Des propos condamnés sans réserve
Le chef de la diplomatie française, Jean-Noël Barrot, s'est exprimé devant les députés mercredi pour dénoncer fermement les déclarations de Mme Albanese. "La France condamne sans aucune réserve les propos outranciers et coupables de Mme Francesca Albanese", a-t-il affirmé avec véhémence.
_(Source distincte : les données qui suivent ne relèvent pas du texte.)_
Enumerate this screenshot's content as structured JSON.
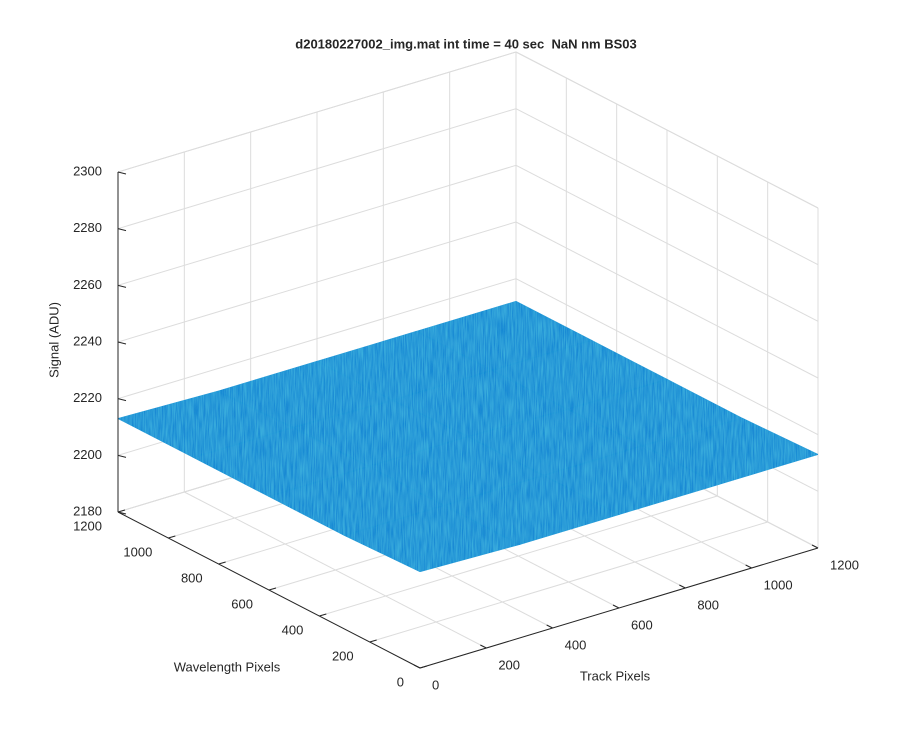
{
  "chart_data": {
    "type": "surface",
    "title": "d20180227002_img.mat int time = 40 sec  NaN nm BS03",
    "xlabel": "Track Pixels",
    "ylabel": "Wavelength Pixels",
    "zlabel": "Signal (ADU)",
    "x": [
      0,
      300,
      600,
      900,
      1200
    ],
    "y": [
      0,
      300,
      600,
      900,
      1200
    ],
    "z": [
      [
        2214,
        2213,
        2213,
        2213,
        2213
      ],
      [
        2213,
        2213,
        2213,
        2213,
        2212
      ],
      [
        2213,
        2213,
        2213,
        2212,
        2212
      ],
      [
        2213,
        2213,
        2212,
        2212,
        2212
      ],
      [
        2213,
        2212,
        2212,
        2212,
        2212
      ]
    ],
    "color": "#1a8ad4",
    "xlim": [
      0,
      1200
    ],
    "ylim": [
      0,
      1200
    ],
    "zlim": [
      2180,
      2300
    ],
    "xticks": [
      0,
      200,
      400,
      600,
      800,
      1000,
      1200
    ],
    "yticks": [
      0,
      200,
      400,
      600,
      800,
      1000,
      1200
    ],
    "zticks": [
      2180,
      2200,
      2220,
      2240,
      2260,
      2280,
      2300
    ],
    "grid": true
  }
}
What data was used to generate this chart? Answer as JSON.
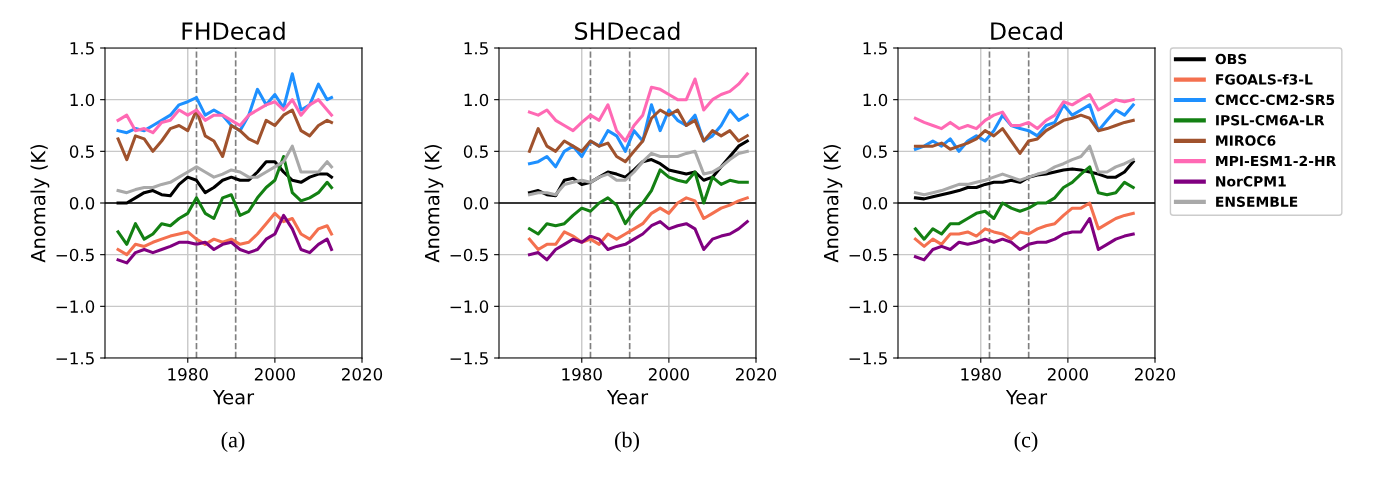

Le ministre a précisé que ces propos ne visaient pas seulement le gouvernement israélien, dont la politique peut être critiquée, mais "Israël en tant que peuple et en tant que nation, ce qui est absolument inacceptable".
Une intervention controversée à Doha
Lors d'un forum organisé par la chaîne Al Jazeera à Doha samedi, Francesca Albanese est intervenue en visioconférence pour évoquer ce qu'elle a qualifié d'"ennemi commun" ayant permis, selon ses dires, un "génocide" à Gaza. La rapporteuse spéciale a déclaré : "Le fait qu'au lieu d'arrêter Israël, la plupart des pays du monde l'aient armé, lui aient fourni des excuses politiques, un parapluie politique ainsi qu'un soutien économique et financier, est un défi". Elle a ajouté que l'humanité faisait face à cet ennemi commun qui contrôle les capitaux, les algorithmes et les armes.
La défense de Francesca Albanese
Face aux vives critiques, Mme Albanese s'est défendue lundi sur les réseaux sociaux en précisant que "l'ennemi commun de l'humanité est LE SYSTEME qui a permis le génocide en Palestine". Cette clarification n'a cependant pas apaisé les tensions ni convaincu les autorités françaises de la légitimité de ses propos.
Une longue liste de prises de position controversées
Pour le ministre français des Affaires étrangères, les déclarations récentes de Francesca Albanese "s'ajoutent à une longue liste de prises de position scandaleuses". Jean-Noël Barrot a énuméré plusieurs accusations graves :
- Justification des événements du 7 octobre, qualifiés de "pire massacre antisémite de notre histoire depuis la Shoah"
- Évocation du lobby juif dans ses discours
- Comparaison d'Israël au Troisième Reich
Le ministre a fermement déclaré : "C'est une militante politique qui agite des discours de haine qui desservent la cause du peuple palestinien qu'elle entend pourtant défendre et des Nations unies. En aucun cas et d'aucune manière, Mme Albanese ne peut s'exprimer en leur nom et elle trahit leur esprit".
Une pression parlementaire croissante
Cette condamnation officielle fait suite à une initiative parlementaire. La veille de l'intervention du ministre, Caroline Yadan, députée du camp présidentiel, et une vingtaine de ses collègues avaient adressé un courrier exigeant que Francesca Albanese soit "déchue de tout mandat onusien avec effet immédiat". Cette demande parlementaire illustre la gravité avec laquelle les élus français considèrent les déclarations de la rapporteuse spéciale.
La position française s'inscrit dans un contexte international tendu où les déclarations sur le conflit israélo-palestinien font l'objet d'une attention particulière. La France, en tant que membre permanent du Conseil de sécurité, entend ainsi défendre des principes fondamentaux tout en maintenant son engagement pour une résolution pacifique du conflit.